Hukuk bu mücadelenin ne esası ne de özü; sadece bir aracı. Eğer çatışmayı FETÖ kazansaydı o da hukuku hükümeti tasfiyenin aracı olarak kullanacaktı. Hukuk kendi kendisini icra etmez. Hukukçular aracılığıyla hayat bulur. Hükümetin (ve onun öncülüğünde yasamanın) müdahalesi olmasaydı, hukuk bürokrasisini kontrol altına almış olan FETÖ üyeleri nasıl tasfiye edilecekti? FETÖ’nün siyasî operasyonlarına hukukî bir kılıf giydirmesi nasıl önlenecekti? Bu yüzden, siyasî kısmını görmeyip veya ihmal edip sorunu pür hukuk problemi olarak sunmaya çalışmak yanlış ve zararlı.

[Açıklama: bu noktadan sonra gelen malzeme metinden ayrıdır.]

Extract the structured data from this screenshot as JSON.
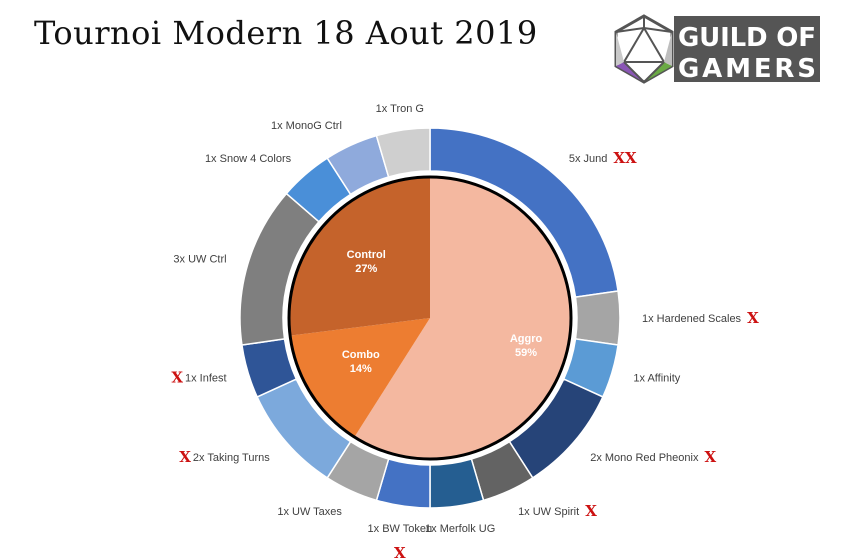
{
  "title": "Tournoi Modern 18 Aout 2019",
  "logo": {
    "line1": "GUILD OF",
    "line2": "GAMERS",
    "bg_color": "#555555",
    "text_color": "#ffffff"
  },
  "chart_data": {
    "type": "pie",
    "variant": "nested-donut",
    "title": "Tournoi Modern 18 Aout 2019",
    "inner": {
      "categories": [
        "Aggro",
        "Combo",
        "Control"
      ],
      "labels": [
        "Aggro\n59%",
        "Combo\n14%",
        "Control\n27%"
      ],
      "values": [
        59,
        14,
        27
      ],
      "colors": [
        "#f4b8a0",
        "#ed7d31",
        "#c5632b"
      ]
    },
    "outer": {
      "categories": [
        "5x Jund",
        "1x Hardened Scales",
        "1x Affinity",
        "2x Mono Red Pheonix",
        "1x UW Spirit",
        "1x Merfolk UG",
        "1x BW Token",
        "1x UW Taxes",
        "2x Taking Turns",
        "1x Infest",
        "3x UW Ctrl",
        "1x Snow 4 Colors",
        "1x MonoG Ctrl",
        "1x Tron G"
      ],
      "values": [
        5,
        1,
        1,
        2,
        1,
        1,
        1,
        1,
        2,
        1,
        3,
        1,
        1,
        1
      ],
      "colors": [
        "#4472c4",
        "#a5a5a5",
        "#5b9bd5",
        "#264478",
        "#636363",
        "#255e91",
        "#4472c4",
        "#a5a5a5",
        "#7ca9dc",
        "#2f5597",
        "#7f7f7f",
        "#4a8fd8",
        "#8faadc",
        "#cfcfcf"
      ],
      "marks": [
        "XX",
        "X",
        "",
        "X",
        "X",
        "",
        "X",
        "",
        "X",
        "X",
        "",
        "",
        "",
        ""
      ]
    }
  }
}
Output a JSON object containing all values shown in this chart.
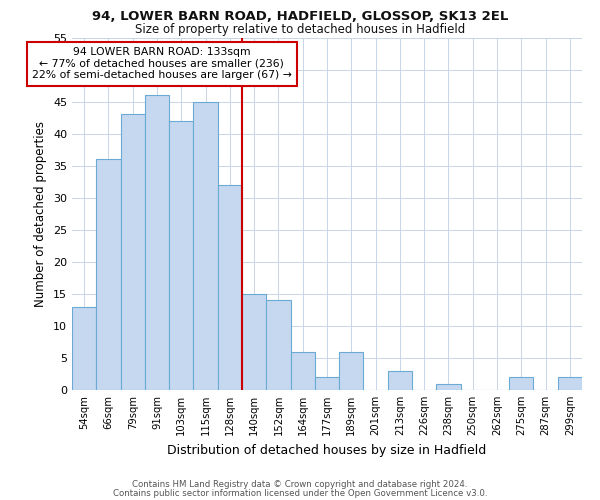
{
  "title1": "94, LOWER BARN ROAD, HADFIELD, GLOSSOP, SK13 2EL",
  "title2": "Size of property relative to detached houses in Hadfield",
  "xlabel": "Distribution of detached houses by size in Hadfield",
  "ylabel": "Number of detached properties",
  "bin_labels": [
    "54sqm",
    "66sqm",
    "79sqm",
    "91sqm",
    "103sqm",
    "115sqm",
    "128sqm",
    "140sqm",
    "152sqm",
    "164sqm",
    "177sqm",
    "189sqm",
    "201sqm",
    "213sqm",
    "226sqm",
    "238sqm",
    "250sqm",
    "262sqm",
    "275sqm",
    "287sqm",
    "299sqm"
  ],
  "bar_values": [
    13,
    36,
    43,
    46,
    42,
    45,
    32,
    15,
    14,
    6,
    2,
    6,
    0,
    3,
    0,
    1,
    0,
    0,
    2,
    0,
    2
  ],
  "bar_color": "#c5d8f0",
  "bar_edge_color": "#6aaad4",
  "vline_x": 6.5,
  "vline_color": "#cc0000",
  "annotation_text": "94 LOWER BARN ROAD: 133sqm\n← 77% of detached houses are smaller (236)\n22% of semi-detached houses are larger (67) →",
  "annotation_box_color": "white",
  "annotation_box_edge": "#cc0000",
  "ylim": [
    0,
    55
  ],
  "yticks": [
    0,
    5,
    10,
    15,
    20,
    25,
    30,
    35,
    40,
    45,
    50,
    55
  ],
  "footer1": "Contains HM Land Registry data © Crown copyright and database right 2024.",
  "footer2": "Contains public sector information licensed under the Open Government Licence v3.0.",
  "bg_color": "#ffffff",
  "plot_bg_color": "#ffffff",
  "grid_color": "#c8d4e8"
}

FETÖ ile mücadele uğruna hukukun her sınırı ve kuralının yıkıldığı, insanların gereksiz ve keyfî şekilde tutuklandığı iddiaları da mevcut. Bu da hassas bir konu. Elbette tutuklama cezalandırmaya dönüştürülmemeli. Birkaç ay önceki rakamlara göre, 15 Temmuz darbe girişimin ardından 161,751 şüpheli hakkında işlem yapıldı. Gözaltına alınan 50,344 kişi tutuklanarak cezaevlerine kondu. 47,136’sı gözaltına alındıktan sonra adlî kontrolle serbest bırakıldı. 8,359’u cezaevine konmasına rağmen delillerin değerlendirilmesi sonrasında tahliye edildi. 55,495 kişi tutuksuz yargılanıyor. Bu rakamlar tutuklamaların keyfî bir araç haline geldiği ve önüne gelenin tutuklandığı iddiasını kuvvetlendiriyor mu, zayıflatıyor mu?
FETÖ ile mücadele kaçınılmaz. Adalet kadar demokrasinin de gereği. Ne FETÖ ile etkili şekilde mücadele edilmesi, ne de adaletin en yüksek seviyede ve en az hata ile gerçekleştirilmesi talebinden vazgeçebiliriz.